Looks like i40e specific issue, can you reproduce with anything vdev or HW PMD
(In reply to Jerin from comment #5) > Looks like i40e specific issue, can you reproduce with anything vdev or HW > PMD Not i40e specific issue, ice nic also can reproduce. dmesg: [269453.056342] vfio-pci 0000:4b:00.0: vfio_ecap_init: hiding ecap 0x19@0x1d0 [269453.056347] vfio-pci 0000:4b:00.0: vfio_ecap_init: hiding ecap 0x25@0x200 [269453.056349] vfio-pci 0000:4b:00.0: vfio_ecap_init: hiding ecap 0x26@0x210 [269453.056351] vfio-pci 0000:4b:00.0: vfio_ecap_init: hiding ecap 0x27@0x250 [269453.277824] vfio-pci 0000:4b:11.0: enabling device (0000 -> 0002) [269453.600299] vfio-pci 0000:4b:11.0: enabling device (0000 -> 0002) [269458.470533] dpdk-test[2956468]: segfault at 50 ip 0000563f05359a25 sp 00007fff5230ead0 error 6 in dpdk-test[563f05313000+220000] [269458.470544] Code: f7 41 89 45 58 49 8d 4d 10 49 8d 44 24 10 49 89 46 58 49 89 4c 24 30 48 89 44 24 10 ba 01 00 00 00 49 8b 46 40 48 89 4c 24 18 <66> 89 50 50 b9 01 00 00 00 31 d2 49 8b 46 40 be 06 00 00 00 66 89 OS:Ubuntu22.04.3 LTS/5.15.0-91-generic/gcc version 11.4.0
The issue is due to the following change[1] app/test/virtual_pmd.c is using internal struct rte_eth_dev struct via virtual_ethdev_create() and it's used by app/test/test_link_bonding.c. So this test case is not valid for testing the ABI as it is using internal structure. [1] diff --git a/lib/ethdev/ethdev_driver.h b/lib/ethdev/ethdev_driver.h index b482cd12bb..f05f68a67c 100644 --- a/lib/ethdev/ethdev_driver.h +++ b/lib/ethdev/ethdev_driver.h @@ -58,6 +58,8 @@ struct rte_eth_dev { eth_rx_queue_count_t rx_queue_count; /** Check the status of a Rx descriptor */ eth_rx_descriptor_status_t rx_descriptor_status; + /** Get the number of used Tx descriptors */ + eth_tx_queue_count_t tx_queue_count; /** Check the status of a Tx descriptor */ eth_tx_descriptor_status_t tx_descriptor_status; /** Pointer to PMD transmit mbufs reuse function */
How can I reproduce the issue, 'link_bonding_autotest' test passes for me? And which function/test fails in 'app/test/test_link_bonding.c'?
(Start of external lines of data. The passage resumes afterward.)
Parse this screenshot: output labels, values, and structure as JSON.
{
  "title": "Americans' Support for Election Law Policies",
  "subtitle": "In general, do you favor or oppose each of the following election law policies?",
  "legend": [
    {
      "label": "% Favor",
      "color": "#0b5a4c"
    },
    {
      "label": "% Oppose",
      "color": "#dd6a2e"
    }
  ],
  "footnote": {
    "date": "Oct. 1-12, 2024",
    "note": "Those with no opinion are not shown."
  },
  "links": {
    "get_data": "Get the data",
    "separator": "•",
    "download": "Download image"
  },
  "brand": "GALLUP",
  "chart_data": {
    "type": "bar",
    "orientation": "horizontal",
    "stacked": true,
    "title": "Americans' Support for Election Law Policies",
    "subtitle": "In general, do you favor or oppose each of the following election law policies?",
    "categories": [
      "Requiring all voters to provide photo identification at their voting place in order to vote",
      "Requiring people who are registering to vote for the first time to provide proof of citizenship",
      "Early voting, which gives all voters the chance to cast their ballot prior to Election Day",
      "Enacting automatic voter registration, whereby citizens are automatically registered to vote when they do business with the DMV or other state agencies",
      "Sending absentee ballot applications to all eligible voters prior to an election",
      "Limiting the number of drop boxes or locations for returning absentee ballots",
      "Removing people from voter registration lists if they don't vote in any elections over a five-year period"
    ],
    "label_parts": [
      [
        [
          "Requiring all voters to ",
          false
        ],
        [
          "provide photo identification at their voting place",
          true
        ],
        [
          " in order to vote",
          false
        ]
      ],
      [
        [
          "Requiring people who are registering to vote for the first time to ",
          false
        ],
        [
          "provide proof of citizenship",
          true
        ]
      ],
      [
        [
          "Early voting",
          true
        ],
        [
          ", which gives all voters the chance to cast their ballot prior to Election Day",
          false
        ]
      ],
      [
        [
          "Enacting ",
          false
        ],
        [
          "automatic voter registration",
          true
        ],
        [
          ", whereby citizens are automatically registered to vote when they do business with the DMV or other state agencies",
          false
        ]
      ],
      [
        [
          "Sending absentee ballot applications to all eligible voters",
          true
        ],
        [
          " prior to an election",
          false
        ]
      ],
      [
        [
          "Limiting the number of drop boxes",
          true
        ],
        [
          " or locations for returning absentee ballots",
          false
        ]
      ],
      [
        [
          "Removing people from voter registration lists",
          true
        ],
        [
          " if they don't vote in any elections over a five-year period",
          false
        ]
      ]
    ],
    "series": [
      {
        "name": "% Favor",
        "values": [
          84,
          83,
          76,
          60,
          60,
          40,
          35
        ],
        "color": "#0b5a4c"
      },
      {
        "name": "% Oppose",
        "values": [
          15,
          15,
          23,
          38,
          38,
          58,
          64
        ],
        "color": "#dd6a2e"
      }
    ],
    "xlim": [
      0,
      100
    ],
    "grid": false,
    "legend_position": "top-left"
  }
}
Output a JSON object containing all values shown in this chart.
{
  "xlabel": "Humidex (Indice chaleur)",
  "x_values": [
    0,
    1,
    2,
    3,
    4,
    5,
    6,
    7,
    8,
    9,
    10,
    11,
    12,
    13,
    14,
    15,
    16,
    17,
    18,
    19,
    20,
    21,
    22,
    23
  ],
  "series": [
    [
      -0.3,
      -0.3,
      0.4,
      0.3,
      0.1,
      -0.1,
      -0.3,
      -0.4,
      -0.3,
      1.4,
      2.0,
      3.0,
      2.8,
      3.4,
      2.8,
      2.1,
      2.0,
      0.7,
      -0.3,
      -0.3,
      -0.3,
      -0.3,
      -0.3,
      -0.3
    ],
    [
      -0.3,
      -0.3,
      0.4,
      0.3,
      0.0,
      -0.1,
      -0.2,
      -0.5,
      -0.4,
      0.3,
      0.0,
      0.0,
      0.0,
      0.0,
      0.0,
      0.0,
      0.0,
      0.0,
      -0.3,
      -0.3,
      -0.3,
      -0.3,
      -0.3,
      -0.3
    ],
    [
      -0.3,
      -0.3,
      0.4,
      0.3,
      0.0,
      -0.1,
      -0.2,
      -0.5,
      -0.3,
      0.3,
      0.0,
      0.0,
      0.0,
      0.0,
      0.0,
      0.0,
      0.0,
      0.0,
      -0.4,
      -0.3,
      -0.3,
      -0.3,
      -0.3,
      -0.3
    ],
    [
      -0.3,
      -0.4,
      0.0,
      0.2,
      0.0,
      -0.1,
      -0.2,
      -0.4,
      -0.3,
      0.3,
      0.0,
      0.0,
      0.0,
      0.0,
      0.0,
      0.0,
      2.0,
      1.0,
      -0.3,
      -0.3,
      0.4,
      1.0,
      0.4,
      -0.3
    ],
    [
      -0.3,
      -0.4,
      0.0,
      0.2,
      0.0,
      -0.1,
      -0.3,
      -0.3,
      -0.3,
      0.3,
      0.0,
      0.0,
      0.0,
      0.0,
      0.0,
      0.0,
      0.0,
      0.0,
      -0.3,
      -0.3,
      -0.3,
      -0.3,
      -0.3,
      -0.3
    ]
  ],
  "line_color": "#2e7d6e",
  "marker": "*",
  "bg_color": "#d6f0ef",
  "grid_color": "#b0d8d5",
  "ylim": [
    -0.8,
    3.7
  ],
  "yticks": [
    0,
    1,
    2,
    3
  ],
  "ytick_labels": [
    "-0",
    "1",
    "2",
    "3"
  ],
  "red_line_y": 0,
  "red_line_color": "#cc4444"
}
(In reply to Ferruh YIGIT from comment #8) > How can I reproduce the issue, 'link_bonding_autotest' test passes for me? > > And which function/test fails in 'app/test/test_link_bonding.c'? Hi Ferruh, this is testing ABI. Steps you can refer to the above description.
(In reply to Jerin from comment #7) > The issue is due to the following change[1] > > app/test/virtual_pmd.c is using internal struct rte_eth_dev struct via > virtual_ethdev_create() and it's used by app/test/test_link_bonding.c. > So this test case is not valid for testing the ABI as it is using internal > structure. > > > [1] > diff --git a/lib/ethdev/ethdev_driver.h b/lib/ethdev/ethdev_driver.h > index b482cd12bb..f05f68a67c 100644 > --- a/lib/ethdev/ethdev_driver.h > +++ b/lib/ethdev/ethdev_driver.h > @@ -58,6 +58,8 @@ struct rte_eth_dev { > eth_rx_queue_count_t rx_queue_count; > /** Check the status of a Rx descriptor */ > eth_rx_descriptor_status_t rx_descriptor_status; > + /** Get the number of used Tx descriptors */ > + eth_tx_queue_count_t tx_queue_count; > /** Check the status of a Tx descriptor */ > eth_tx_descriptor_status_t tx_descriptor_status; > /** Pointer to PMD transmit mbufs reuse function */ Hi Jerin, do you mean that we should close this bugzilla, and from the bad commit begins, we should not test this case for ABI testing, right?
(In reply to jiang,yu from comment #9) > (In reply to Ferruh YIGIT from comment #8) > > How can I reproduce the issue, 'link_bonding_autotest' test passes for me? > > > > And which function/test fails in 'app/test/test_link_bonding.c'? > > Hi Ferruh, this is testing ABI. Steps you can refer to the above description. > I overlooked that this is ABI testing. Then I agree with Jerin, as 'link_bonding_autotest' is using internal API it is not suitable for ABI testing, or changes to internal structures, like "struct rte_eth_dev" in this case will cause ABI issues. +1 to remove this test for ABI testing.
Thanks Jerin and Ferruh. And close this Bugzilla according Jerin and Ferruh's inputs.